London’s Metropolitan Police missed “numerous opportunities” over many years to remove an officer from the force who has admitted multiple charges of rape and other sexual offences.
Appearing in Southwark Crown Court on Monday, David Carrick, 48, an officer who served with the Parliamentary and Diplomatic Protection Command, entered guilty pleas to charges of false imprisonment, indecent assault and four counts of rape. This was on top of 43 other offences, including 20 of rape, that he entered guilty pleas to at the Old Bailey in December.
The case has focused fresh attention on the Met’s prolonged failure to tackle offenders in its serving ranks and has provoked outrage from the public and across Westminster.
UK home secretary Suella Braverman said: “This appalling incident represents a breach of trust. It will affect people’s confidence in the police and it’s clear standards and cultures need to change.”
Yvette Cooper, shadow home secretary, said Carrick should never have been in the police in the first place. Moreover, she said the failure to suspend him permanently from active duty after he was first investigated for rape showed little had been learned since the murder of Sarah Everard in March 2021 by a serving officer.
“This is a truly shocking and appalling case with the most devastating rapes, sexual and violent crimes committed against women by a serving officer,” Cooper said.
“It is further evidence of the appalling failures in the police vetting and misconduct processes, still not addressed by government,” she added.
Carrick’s offences spanned from 2003 to 2020 and mostly took place in Hertfordshire, where he lived.
Sadiq Khan, mayor of London, said he was working with the Met Commissioner Sir Mark Rowley to ensure the force is more effective at removing officers whose conduct is “demonstrably criminal”.
“Londoners will be rightly shocked that this man was able to work for the Met for so long and serious questions must be answered about how he was able to abuse his position as an officer in this horrendous manner,” Khan said.
Rowley apologised to Carrick’s many victims, saying: “We have failed. And I’m sorry. He should not have been a police officer,” he said in a statement. “We haven’t applied the same sense of ruthlessness to guarding our own integrity that we routinely apply to confronting criminals.”
He added he was taking action against “those who corrupt our force”. “From my first day four months ago, I said that the Met will become ruthless at rooting out those who corrupt our integrity,” he said.
The Met initiated a review of Carrick’s service, conduct and complaints record after he was charged with rape in October 2021, which established that he had been on police systems in relation to numerous off-duty incidents both before and after he was hired.
None of the incidents resulted in criminal sanctions against him but they included allegations of harassment, domestic assault, malicious communications and burglary.

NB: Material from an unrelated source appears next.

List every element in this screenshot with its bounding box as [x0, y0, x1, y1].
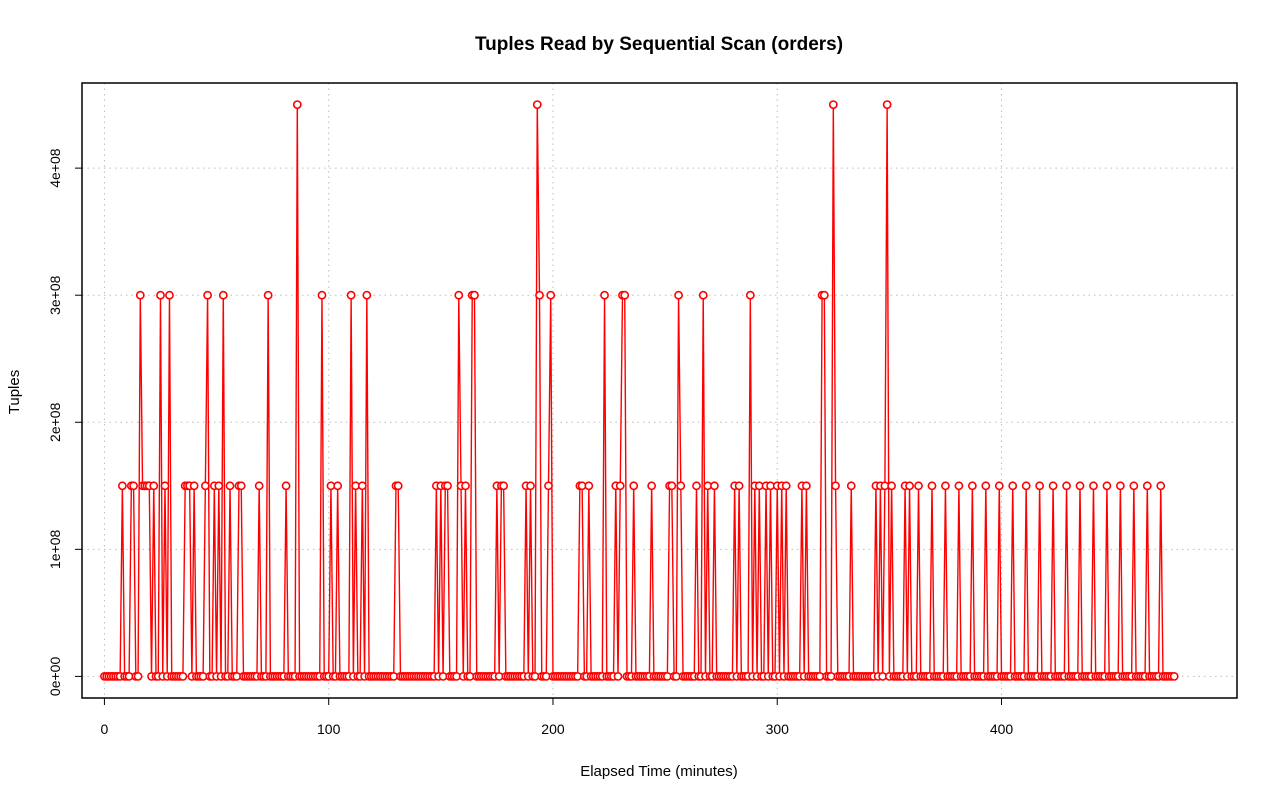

The Met’s failure to spot a pattern in these allegations are reminiscent of similar omissions in the case of Wayne Couzens, the former officer who was jailed for life in September 2021 for the murder of Everard.
In response to last year’s review into misconduct at the UK’s leading police force by Baroness Louise Casey, the Met said it had invested millions of pounds and brought in more than 400 additional officers to investigate offenders.
The Met said it was confident Carrick’s behaviour would have been singled out by new and more robust vetting procedures in place.
Casey said less than 1 per cent of officers facing multiple allegations of serious offences — including corruption, sexual assault and domestic violence — had been dismissed.